This youtube scraper takes a keyword and extracts the youtube URLs related to it. The data point it collects are:
Column | Description |
---|---|
video_id | id of the Youtube video |
video_url | url of the Youtube video |
published_at | date when the video was published |
channel_id | id of the channel that posted the video |
channel_title | name of the channel |
title | title of the video |
view_count | number of views of the Youtube video |
like_count | number of likes of the Youtube video |
comment_count | number of comments of the Youtube video |
duration | duration of the video |
PROJECT: youtube-scraper
|
│ .gitignore
│ README.md
│ requirements.txt
│
└───scraper
main.py -> script to run to do the scraping
merger.py -> script the merge the output CSV's and remove duplicate videos
scraper.py -> contains the YoutubeVideoScraper class
config.py -> this is where you'll put your YOUTUBE API KEY
- Open a terminal and clone this repository
- Once done,
cd
to the folder - In the terminal, create a Python virtual environment using:
Windows
> python -m virtualenv .venv
- Activate the environment by typing in your terminal
Windows
> .venv\Scripts\activate.bat
- Install dependencies by typing in your terminal
> python -m pip install -r requirements.txt
- cd to
scraper
folder - Input your API key in
config.py
YOUTUBE_API_KEY = ''
- Input the word that you want to search for in
main.py
, as well as the export path. (You can also specify the MINUTES_LIMIT AND SEARCH_LIMIT if you want.)

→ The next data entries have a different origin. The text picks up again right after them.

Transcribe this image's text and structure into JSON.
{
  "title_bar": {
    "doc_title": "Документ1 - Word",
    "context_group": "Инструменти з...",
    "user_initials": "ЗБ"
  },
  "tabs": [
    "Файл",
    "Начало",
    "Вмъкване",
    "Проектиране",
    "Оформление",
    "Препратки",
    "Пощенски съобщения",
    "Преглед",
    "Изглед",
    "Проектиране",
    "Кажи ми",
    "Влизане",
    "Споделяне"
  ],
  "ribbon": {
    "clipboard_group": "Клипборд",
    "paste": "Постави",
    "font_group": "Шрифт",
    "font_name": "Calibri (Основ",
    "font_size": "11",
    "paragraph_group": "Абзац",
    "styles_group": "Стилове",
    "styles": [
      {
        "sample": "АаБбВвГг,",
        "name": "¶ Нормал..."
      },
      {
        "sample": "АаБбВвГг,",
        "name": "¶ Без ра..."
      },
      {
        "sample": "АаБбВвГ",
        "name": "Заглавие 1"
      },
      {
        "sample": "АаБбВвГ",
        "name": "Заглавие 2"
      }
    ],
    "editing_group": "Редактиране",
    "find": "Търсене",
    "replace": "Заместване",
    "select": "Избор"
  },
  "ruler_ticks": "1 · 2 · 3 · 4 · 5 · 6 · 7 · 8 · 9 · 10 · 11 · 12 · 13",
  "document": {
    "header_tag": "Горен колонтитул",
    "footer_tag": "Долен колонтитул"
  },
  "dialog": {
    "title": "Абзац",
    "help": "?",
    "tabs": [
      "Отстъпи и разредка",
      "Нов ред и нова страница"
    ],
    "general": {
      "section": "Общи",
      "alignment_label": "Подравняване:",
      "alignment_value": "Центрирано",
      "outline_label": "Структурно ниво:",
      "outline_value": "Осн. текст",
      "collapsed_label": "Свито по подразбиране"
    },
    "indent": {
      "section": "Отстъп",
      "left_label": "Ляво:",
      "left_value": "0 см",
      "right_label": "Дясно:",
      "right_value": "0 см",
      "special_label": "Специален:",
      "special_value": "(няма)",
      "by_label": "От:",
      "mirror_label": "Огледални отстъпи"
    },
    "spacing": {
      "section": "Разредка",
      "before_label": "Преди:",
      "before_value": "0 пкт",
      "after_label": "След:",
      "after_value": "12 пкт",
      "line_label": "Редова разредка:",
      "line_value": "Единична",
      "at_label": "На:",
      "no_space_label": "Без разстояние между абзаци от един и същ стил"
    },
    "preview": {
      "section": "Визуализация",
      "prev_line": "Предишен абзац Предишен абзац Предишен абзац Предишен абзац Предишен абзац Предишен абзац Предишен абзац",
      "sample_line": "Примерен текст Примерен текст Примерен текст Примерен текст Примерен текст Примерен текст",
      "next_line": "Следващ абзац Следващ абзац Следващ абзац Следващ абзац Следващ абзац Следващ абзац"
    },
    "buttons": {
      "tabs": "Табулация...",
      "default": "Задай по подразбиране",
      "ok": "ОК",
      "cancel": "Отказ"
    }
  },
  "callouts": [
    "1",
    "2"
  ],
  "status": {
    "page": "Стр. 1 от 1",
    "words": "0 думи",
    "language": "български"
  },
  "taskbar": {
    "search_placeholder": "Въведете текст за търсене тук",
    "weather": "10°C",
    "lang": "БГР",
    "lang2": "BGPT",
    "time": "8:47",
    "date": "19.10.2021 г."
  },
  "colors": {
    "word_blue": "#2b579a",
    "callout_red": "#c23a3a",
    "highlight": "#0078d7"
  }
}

from scraper import YoutubeVideoScraper
from config import YOUTUBE_API_KEY
API_KEY = YOUTUBE_API_KEY
KEYWORD = ''
EXPORT_PATH = ''
MINUTES_LIMIT =
SEARCH_LIMIT =
- Open your terminal, run
python main.py
If you want to merge all the exported CSVs that you've scraped, you can run the merge.py file.
It consolidates everything, and remove videos that are duplicated from similar keywords or search word.
- Just input the file path where you've exported the data
import pandas as pd
import os
FILE_PATH = ''
- In your terminal, run
python merger.py